"On the upward way. He's going to come out all right, but"—the speaker cast an almost apologetic look at Linda—"you doubtless know that King was up against it for a while. It seems that one night there at the club when the strain was over, he felt himself going to pieces and he wrote me a note asking me, in case of his illness, to keep his papers—the contents of his desk—from Henry Radcliffe until he should recover."
The blood pressed into Linda's face. She was too charitable to her friend even to glance her way.
"The note was not finished. King had evidently taken the precaution to address and stamp the envelope before he began, and the last sane thing he did was to seal the letter inside it. By the time I received it and got over to the club, King was gone."

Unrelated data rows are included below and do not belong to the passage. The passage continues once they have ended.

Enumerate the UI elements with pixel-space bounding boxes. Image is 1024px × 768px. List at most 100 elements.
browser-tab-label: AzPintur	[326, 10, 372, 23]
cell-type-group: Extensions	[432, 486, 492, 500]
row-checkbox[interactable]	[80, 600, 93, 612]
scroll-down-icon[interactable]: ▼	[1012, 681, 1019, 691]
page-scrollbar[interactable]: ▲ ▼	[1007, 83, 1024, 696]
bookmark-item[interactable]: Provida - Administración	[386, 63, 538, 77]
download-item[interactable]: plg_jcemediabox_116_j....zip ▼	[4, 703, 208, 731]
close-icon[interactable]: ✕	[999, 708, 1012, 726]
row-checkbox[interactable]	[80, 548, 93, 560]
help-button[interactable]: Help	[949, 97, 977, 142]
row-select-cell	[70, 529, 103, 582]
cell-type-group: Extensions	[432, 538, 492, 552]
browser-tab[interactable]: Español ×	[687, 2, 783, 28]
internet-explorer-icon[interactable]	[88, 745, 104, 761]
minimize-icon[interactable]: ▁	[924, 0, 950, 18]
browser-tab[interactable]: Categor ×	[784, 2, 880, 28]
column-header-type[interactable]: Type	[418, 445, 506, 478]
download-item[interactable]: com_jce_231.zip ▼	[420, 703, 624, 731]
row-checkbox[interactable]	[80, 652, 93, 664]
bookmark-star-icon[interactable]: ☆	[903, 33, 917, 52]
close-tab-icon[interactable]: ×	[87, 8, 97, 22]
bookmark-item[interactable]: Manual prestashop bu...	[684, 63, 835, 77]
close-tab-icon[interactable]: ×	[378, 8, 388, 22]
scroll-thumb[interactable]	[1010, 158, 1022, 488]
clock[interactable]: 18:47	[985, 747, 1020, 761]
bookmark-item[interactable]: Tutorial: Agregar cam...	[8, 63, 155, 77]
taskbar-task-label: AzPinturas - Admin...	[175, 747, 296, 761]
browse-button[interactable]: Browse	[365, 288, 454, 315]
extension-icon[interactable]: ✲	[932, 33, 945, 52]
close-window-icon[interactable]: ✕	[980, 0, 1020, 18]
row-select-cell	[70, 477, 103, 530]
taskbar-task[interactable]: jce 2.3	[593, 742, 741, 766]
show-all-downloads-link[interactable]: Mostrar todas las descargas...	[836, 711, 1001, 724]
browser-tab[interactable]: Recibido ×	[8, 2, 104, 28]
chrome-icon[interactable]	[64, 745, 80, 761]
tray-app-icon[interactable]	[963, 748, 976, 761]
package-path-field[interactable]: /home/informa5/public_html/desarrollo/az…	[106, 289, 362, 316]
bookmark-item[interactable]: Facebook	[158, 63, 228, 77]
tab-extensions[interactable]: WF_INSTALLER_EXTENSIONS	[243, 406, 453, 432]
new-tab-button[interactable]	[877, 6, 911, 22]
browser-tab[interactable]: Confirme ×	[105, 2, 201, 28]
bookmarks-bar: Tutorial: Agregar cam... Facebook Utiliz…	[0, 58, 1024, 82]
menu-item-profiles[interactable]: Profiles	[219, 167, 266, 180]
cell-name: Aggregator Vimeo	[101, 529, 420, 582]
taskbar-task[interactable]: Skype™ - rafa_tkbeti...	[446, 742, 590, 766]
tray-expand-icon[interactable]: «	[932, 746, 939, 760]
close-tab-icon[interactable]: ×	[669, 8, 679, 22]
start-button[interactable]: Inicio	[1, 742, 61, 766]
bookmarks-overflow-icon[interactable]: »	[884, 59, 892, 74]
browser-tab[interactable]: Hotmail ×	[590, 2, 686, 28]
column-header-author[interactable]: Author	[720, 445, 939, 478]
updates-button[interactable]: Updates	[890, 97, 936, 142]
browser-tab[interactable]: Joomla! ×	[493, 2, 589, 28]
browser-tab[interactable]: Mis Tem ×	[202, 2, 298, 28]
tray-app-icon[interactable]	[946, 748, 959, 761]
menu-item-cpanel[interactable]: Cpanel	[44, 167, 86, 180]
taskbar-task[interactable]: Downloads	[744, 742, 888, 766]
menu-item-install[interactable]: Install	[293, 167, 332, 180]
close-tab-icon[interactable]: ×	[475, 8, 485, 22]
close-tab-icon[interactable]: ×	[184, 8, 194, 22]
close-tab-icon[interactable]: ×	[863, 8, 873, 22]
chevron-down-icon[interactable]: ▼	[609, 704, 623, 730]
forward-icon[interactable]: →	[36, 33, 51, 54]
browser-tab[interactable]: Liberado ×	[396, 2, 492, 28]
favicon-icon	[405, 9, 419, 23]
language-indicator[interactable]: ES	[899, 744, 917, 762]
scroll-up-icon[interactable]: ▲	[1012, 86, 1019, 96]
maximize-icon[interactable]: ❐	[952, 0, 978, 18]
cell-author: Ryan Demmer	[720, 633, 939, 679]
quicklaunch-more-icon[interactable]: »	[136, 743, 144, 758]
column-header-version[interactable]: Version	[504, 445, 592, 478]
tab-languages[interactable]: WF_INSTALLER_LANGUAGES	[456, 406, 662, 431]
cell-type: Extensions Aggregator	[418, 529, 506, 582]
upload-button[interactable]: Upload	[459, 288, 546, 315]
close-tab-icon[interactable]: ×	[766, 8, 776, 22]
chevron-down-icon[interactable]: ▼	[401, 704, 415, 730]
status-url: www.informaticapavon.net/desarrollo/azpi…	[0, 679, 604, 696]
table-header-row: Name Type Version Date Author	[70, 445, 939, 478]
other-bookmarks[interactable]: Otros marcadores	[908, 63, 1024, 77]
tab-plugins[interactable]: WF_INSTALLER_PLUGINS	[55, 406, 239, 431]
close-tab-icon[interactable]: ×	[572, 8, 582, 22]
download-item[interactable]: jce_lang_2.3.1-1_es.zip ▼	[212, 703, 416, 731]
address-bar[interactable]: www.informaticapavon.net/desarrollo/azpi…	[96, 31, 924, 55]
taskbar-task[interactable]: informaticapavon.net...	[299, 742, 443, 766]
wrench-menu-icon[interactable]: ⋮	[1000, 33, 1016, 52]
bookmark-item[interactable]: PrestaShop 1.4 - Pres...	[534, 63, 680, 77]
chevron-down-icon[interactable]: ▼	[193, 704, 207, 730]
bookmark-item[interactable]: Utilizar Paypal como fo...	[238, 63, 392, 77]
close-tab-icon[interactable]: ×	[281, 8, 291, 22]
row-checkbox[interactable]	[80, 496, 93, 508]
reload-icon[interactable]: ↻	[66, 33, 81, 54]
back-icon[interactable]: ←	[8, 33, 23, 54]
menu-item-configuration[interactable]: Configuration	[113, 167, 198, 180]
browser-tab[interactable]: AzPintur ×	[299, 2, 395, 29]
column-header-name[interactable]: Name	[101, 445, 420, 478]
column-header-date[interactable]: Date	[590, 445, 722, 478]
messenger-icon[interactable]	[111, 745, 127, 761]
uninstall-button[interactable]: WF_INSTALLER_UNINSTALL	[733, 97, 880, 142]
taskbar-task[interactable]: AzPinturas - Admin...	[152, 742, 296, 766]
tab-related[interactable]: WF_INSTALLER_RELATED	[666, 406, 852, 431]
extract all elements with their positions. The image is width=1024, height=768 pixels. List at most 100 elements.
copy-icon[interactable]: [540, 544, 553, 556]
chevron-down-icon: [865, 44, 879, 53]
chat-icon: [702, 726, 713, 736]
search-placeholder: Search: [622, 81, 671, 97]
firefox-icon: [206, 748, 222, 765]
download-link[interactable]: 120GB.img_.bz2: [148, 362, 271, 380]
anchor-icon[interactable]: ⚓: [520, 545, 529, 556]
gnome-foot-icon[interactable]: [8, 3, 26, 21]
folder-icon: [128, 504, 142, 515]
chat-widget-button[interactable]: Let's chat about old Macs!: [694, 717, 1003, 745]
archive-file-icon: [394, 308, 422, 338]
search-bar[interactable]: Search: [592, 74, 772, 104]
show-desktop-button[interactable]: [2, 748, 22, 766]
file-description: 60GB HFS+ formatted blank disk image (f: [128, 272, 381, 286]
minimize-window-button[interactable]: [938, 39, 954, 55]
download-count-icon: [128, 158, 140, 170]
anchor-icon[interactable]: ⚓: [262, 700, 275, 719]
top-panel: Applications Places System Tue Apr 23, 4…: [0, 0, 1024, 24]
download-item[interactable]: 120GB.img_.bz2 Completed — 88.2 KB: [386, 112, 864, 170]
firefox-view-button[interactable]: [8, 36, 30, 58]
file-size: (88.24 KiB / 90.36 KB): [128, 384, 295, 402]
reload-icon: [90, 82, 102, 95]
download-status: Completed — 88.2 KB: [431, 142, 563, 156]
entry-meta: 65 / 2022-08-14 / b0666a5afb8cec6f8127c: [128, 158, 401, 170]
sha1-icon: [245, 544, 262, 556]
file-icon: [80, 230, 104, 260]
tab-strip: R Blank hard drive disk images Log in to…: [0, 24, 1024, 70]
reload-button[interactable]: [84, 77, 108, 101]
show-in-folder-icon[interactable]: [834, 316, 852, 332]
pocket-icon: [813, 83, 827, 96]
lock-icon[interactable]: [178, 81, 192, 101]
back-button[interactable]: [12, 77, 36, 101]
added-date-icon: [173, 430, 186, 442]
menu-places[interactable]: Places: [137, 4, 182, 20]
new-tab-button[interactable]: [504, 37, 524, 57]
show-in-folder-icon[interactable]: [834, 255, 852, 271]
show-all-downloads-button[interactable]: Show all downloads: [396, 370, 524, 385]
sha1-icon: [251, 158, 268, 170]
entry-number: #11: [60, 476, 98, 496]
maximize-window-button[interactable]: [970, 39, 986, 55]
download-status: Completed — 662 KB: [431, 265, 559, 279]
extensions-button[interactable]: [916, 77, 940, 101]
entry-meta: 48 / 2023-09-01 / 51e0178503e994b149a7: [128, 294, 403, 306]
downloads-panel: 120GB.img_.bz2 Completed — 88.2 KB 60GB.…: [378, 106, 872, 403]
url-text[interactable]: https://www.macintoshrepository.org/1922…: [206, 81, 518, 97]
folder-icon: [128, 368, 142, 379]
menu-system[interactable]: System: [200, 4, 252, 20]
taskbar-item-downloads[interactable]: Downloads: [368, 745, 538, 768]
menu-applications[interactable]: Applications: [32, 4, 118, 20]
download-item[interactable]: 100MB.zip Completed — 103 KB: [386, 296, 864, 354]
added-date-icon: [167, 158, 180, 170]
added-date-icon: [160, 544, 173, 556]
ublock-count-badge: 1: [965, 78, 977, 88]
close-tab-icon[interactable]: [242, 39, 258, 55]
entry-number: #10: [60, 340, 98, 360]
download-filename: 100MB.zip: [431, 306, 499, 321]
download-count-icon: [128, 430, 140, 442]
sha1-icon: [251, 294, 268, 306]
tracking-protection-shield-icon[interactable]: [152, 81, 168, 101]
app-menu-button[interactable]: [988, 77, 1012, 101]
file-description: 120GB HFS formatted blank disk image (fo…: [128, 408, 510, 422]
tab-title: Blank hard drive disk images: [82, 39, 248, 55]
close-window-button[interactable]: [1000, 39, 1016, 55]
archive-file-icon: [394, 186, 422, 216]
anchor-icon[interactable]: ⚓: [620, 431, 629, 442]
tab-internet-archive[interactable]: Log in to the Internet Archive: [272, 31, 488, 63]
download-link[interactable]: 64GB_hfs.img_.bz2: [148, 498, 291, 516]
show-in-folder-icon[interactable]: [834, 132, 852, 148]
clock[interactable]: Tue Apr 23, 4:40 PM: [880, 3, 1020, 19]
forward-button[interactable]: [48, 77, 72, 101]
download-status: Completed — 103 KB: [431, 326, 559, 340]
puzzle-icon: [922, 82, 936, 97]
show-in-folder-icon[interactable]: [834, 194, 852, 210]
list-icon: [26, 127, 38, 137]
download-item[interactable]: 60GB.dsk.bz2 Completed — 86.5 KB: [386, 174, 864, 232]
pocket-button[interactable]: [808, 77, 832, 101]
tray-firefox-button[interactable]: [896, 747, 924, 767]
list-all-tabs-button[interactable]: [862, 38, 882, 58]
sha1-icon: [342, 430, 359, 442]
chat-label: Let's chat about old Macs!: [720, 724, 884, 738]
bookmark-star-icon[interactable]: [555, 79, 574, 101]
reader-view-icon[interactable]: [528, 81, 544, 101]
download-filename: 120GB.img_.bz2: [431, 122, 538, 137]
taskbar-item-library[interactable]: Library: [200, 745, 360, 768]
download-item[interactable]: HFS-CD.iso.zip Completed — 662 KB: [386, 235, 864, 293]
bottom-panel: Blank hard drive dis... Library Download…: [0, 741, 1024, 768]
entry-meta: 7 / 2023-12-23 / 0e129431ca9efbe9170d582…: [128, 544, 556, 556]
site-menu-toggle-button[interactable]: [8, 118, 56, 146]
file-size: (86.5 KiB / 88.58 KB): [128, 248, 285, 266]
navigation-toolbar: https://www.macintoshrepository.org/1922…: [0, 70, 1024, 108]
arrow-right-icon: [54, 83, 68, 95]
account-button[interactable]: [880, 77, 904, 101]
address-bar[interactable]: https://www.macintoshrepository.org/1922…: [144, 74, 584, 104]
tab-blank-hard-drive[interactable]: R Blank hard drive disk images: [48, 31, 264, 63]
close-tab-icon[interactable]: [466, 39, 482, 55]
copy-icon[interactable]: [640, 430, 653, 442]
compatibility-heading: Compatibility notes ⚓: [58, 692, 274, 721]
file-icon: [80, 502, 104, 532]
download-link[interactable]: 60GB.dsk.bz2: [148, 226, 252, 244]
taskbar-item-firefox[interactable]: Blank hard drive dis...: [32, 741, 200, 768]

"Gone!" Mrs. Porter gasped. "You said—"
Fred nodded reassuringly toward her questioning face as she leaned forward.
"Yes, they had taken him to the hospital, you know."
"Oh!" cried Mrs. Porter, "and I here. Why didn't somebody write me?"
Linda sat erect, in an attitude of courteous attention.
"I never thought of it, Mrs. Porter. To tell the truth, I didn't know till he was convalescing that you were at all near to one another, and I didn't want to write anything to add to Linda's worries." He glanced at the girl's unmoved face.
"Did you keep his papers from Henry?" she asked dryly.